From Stephen Cathalan, Jr.
Marseilles the 10th. September 1789
I have duly received your honoured favor of the 30th. ulto. in the interim of my last. Messrs. abbema & Ce. had acknowledged me the receipt of the £152 from your Excellency, the 11th. of May last.
I will not fail of sending the olive plants and seeds in the time. The vessel which carried the others to Baltimore is returned. The Captain sais to me that they were in the Best state, that they were as green as in a garden upon his deeck, and that people went to see them, and would have purchased them at very high prices if they had been to be sold.
I observe what you say about Rice. The vessel arived has 110 Tierces of that quality, but the most it will obtain here will be £16 to 16. 10s. ql. of 88 ℔ . English. The lombardy rice is here at about the same price; parcels of this last quality have been sent to Smirna and Constantiple. where from 3 Pis. ½ to 5 Pis. quilo, a Measure of ℔ 32. of Marseills wheight, the Piastre may be accounted for £3. but on account of the heavy loss, on the Bills on Europe or goods in return, which support from 20 to 30 pr. Ct. it accounted upon an average £2. 10s; the charges at the sale are also high, however it may answer to send some Cargoes there; that rice was found at the end of the warr of an answerable quality.
But as American People in General desires advances on their Consignments, it would be I apprehend too farr from me to do it, and as they owe Money to London, it would be more convenient I believe to them, to address their Cargoes to English houses in Levant than to the French Stablishment.
If they Chuse to run the chance of two Markets, they could direct their vessels for Marseilles, and in Case they would not meet with good prices here, and by fresh advices we may have from levant when arived here, then they would proceed to Constantinople; I will do everything in my Power to serve your Friends in that respect.
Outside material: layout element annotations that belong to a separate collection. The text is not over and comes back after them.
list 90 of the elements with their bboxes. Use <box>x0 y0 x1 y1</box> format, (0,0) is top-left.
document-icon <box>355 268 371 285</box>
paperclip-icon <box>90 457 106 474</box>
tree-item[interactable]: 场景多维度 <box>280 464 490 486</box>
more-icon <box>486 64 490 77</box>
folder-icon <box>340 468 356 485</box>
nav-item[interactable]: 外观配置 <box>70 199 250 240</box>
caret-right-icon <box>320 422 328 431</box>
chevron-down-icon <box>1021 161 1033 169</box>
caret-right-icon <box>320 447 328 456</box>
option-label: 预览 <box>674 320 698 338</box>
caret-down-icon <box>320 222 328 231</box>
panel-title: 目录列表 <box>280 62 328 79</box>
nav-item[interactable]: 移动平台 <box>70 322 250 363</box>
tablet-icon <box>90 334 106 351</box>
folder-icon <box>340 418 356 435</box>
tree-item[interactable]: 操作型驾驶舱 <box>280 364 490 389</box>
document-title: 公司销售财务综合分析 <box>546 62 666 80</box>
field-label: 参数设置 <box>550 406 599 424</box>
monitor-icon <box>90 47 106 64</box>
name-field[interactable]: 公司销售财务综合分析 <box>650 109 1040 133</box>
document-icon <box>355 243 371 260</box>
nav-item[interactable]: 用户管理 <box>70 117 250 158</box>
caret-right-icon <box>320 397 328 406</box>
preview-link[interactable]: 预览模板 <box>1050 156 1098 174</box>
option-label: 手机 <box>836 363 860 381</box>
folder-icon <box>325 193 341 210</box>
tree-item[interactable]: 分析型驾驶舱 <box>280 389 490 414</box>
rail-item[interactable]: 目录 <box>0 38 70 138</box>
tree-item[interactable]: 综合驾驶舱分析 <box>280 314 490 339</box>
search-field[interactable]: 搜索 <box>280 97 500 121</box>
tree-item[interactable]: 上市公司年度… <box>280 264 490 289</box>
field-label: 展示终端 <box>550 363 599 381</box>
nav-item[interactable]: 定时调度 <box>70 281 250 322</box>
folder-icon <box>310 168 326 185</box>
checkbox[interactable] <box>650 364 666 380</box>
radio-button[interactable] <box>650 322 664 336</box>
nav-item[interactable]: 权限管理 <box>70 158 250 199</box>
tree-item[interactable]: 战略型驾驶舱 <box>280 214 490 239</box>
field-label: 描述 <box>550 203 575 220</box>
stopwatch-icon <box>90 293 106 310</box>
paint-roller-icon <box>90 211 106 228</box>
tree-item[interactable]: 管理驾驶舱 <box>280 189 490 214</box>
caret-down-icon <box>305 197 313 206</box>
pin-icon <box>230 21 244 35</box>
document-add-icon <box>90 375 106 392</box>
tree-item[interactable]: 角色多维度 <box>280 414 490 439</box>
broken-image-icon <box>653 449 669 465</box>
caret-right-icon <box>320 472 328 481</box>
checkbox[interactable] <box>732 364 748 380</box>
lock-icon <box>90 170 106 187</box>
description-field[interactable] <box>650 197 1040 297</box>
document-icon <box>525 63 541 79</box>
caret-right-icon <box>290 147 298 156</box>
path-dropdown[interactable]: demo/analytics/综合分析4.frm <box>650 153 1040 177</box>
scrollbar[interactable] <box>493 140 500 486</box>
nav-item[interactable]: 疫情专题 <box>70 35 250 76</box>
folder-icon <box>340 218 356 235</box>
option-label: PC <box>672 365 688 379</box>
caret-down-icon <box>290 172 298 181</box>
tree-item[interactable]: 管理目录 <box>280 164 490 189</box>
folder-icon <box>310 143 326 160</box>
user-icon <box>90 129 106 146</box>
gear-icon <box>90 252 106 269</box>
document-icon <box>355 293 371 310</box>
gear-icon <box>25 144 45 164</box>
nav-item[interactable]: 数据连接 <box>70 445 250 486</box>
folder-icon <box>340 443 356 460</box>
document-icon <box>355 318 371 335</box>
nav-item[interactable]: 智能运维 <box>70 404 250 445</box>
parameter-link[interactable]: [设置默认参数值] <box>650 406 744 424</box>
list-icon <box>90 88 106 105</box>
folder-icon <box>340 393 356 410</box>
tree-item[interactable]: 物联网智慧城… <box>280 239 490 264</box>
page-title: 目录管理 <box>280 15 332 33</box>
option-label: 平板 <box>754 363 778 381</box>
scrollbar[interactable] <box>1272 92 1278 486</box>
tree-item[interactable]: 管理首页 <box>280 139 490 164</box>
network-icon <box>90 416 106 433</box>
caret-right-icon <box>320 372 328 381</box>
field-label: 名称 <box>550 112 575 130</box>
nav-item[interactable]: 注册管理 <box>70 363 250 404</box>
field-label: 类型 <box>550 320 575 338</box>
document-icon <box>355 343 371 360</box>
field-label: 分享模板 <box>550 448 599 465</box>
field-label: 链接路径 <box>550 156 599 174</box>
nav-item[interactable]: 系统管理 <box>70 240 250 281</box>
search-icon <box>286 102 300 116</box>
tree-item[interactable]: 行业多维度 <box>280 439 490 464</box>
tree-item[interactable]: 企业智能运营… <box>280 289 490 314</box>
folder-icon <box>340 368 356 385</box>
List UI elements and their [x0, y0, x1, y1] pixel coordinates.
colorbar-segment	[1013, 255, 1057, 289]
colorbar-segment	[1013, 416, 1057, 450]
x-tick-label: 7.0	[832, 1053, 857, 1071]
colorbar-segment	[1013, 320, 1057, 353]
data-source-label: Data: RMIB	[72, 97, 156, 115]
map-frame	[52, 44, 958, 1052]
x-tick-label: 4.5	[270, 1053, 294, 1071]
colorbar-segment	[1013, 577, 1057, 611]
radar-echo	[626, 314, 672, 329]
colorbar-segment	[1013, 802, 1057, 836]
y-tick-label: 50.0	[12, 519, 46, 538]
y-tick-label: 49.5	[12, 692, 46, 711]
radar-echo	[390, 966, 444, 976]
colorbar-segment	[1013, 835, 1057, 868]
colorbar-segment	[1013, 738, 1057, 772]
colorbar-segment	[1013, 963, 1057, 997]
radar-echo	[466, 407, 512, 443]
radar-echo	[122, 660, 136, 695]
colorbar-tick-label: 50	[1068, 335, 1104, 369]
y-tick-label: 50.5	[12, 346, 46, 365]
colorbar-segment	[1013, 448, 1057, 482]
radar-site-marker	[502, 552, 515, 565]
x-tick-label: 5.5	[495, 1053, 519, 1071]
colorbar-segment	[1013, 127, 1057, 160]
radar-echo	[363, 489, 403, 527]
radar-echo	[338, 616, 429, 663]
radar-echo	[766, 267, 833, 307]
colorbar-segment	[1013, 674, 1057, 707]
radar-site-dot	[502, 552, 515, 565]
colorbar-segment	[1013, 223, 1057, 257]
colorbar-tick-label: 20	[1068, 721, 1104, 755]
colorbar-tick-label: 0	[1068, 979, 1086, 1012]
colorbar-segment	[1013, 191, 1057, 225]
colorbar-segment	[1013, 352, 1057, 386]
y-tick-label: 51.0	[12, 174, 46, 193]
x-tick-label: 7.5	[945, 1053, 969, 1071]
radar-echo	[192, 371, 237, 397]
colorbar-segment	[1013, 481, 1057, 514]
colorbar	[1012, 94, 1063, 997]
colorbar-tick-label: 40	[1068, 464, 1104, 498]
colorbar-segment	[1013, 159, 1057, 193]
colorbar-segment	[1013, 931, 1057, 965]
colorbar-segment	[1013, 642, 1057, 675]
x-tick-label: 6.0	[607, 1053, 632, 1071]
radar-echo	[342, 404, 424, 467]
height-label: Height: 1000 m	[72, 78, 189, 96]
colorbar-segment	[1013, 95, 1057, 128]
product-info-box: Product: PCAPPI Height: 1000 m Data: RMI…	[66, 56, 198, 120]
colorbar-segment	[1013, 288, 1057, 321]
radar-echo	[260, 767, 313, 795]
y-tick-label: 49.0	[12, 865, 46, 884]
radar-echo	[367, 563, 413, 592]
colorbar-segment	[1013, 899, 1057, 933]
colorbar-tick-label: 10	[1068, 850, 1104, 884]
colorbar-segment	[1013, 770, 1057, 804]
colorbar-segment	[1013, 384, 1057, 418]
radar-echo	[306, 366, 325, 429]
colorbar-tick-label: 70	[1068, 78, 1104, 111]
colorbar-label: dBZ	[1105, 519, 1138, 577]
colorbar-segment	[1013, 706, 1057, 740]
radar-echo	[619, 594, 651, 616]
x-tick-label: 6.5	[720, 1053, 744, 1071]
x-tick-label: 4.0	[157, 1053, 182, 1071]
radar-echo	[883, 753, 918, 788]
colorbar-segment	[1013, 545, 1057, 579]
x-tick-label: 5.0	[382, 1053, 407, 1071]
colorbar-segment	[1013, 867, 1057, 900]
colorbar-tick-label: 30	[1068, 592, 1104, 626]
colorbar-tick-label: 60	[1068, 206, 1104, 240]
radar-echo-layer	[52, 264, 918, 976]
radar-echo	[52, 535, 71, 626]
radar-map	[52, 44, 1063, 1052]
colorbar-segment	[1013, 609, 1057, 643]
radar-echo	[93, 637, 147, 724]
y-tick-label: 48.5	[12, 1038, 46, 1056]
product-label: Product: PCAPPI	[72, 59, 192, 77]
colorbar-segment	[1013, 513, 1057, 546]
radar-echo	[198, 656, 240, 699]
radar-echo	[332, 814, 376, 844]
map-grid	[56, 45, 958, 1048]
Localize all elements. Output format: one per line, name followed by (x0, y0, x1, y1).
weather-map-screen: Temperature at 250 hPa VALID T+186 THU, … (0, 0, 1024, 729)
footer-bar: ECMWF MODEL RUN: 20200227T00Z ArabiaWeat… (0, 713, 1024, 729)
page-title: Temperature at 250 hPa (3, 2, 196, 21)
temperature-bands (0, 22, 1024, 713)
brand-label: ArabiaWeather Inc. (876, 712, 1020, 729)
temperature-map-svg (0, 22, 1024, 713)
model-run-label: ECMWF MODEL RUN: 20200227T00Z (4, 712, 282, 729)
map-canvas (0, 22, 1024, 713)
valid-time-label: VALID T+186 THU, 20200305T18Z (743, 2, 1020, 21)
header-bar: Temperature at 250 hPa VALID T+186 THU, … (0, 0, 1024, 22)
By the last Letters of the 30th. June, from Messrs. Willing Morris & Swanwick of Phila. they say “we could not ever bring M. Barclay to any proper Compromise for his debt, which he will we dare say let hang as long as the Law will permit him. Congress pay none of their own Debts, yet, and we apprehend can not engage for M. Barclay. We are sure it would be impossible to serve you in that quarter; he has paid nothing to any of his creditors. We have sued him for your debt, and we Believe he has no property to Pay. He alledges to have some Claims on Congress, but these drag heavily to a settlement, and may prove at Last unequal to his Expectations.” These are bad news, but I still hope that if your Excellency will be so good as to interfer in my behalf, you will render me not so unhappy as I am in that affair.
Indeed I have been in all those which I have contracted in America, and Messrs. Willing Mis. & Swk. have very badly treated me by altered accounts which they have made, by which I support £500. stg. Loss; but they are too distant from me to Complain efficassely.
I have sold in this summer about 1300 Blls. flour at 40. Bll. I have now 8526 Bushels New York wheat, which I will sale at about 39 pr. charge, had it arived 15 days sooner, I could sale it more advantageously, but now the premium is over; flour continues still at 40. A small parcel of Indian Corn from Baltimore has been sold last weeck at 24. charge, which is a very fine Price.
I will sent to M. William Short, chargé des affaires, the Maccaroni Machine by the 1st. good opportunity; and when something Material will happen, I will address to him during your absence. I reiterate you my whishes for an agreable Journey and good health, and my family Joins with me. I have the honour to be very respectfully Sir of your Excellency the most obedient humble & Devoted Servant,
Stephen Cathalan junr.
RC (DLC); endorsed. Recorded in SJL as received 17 Sep. 1789.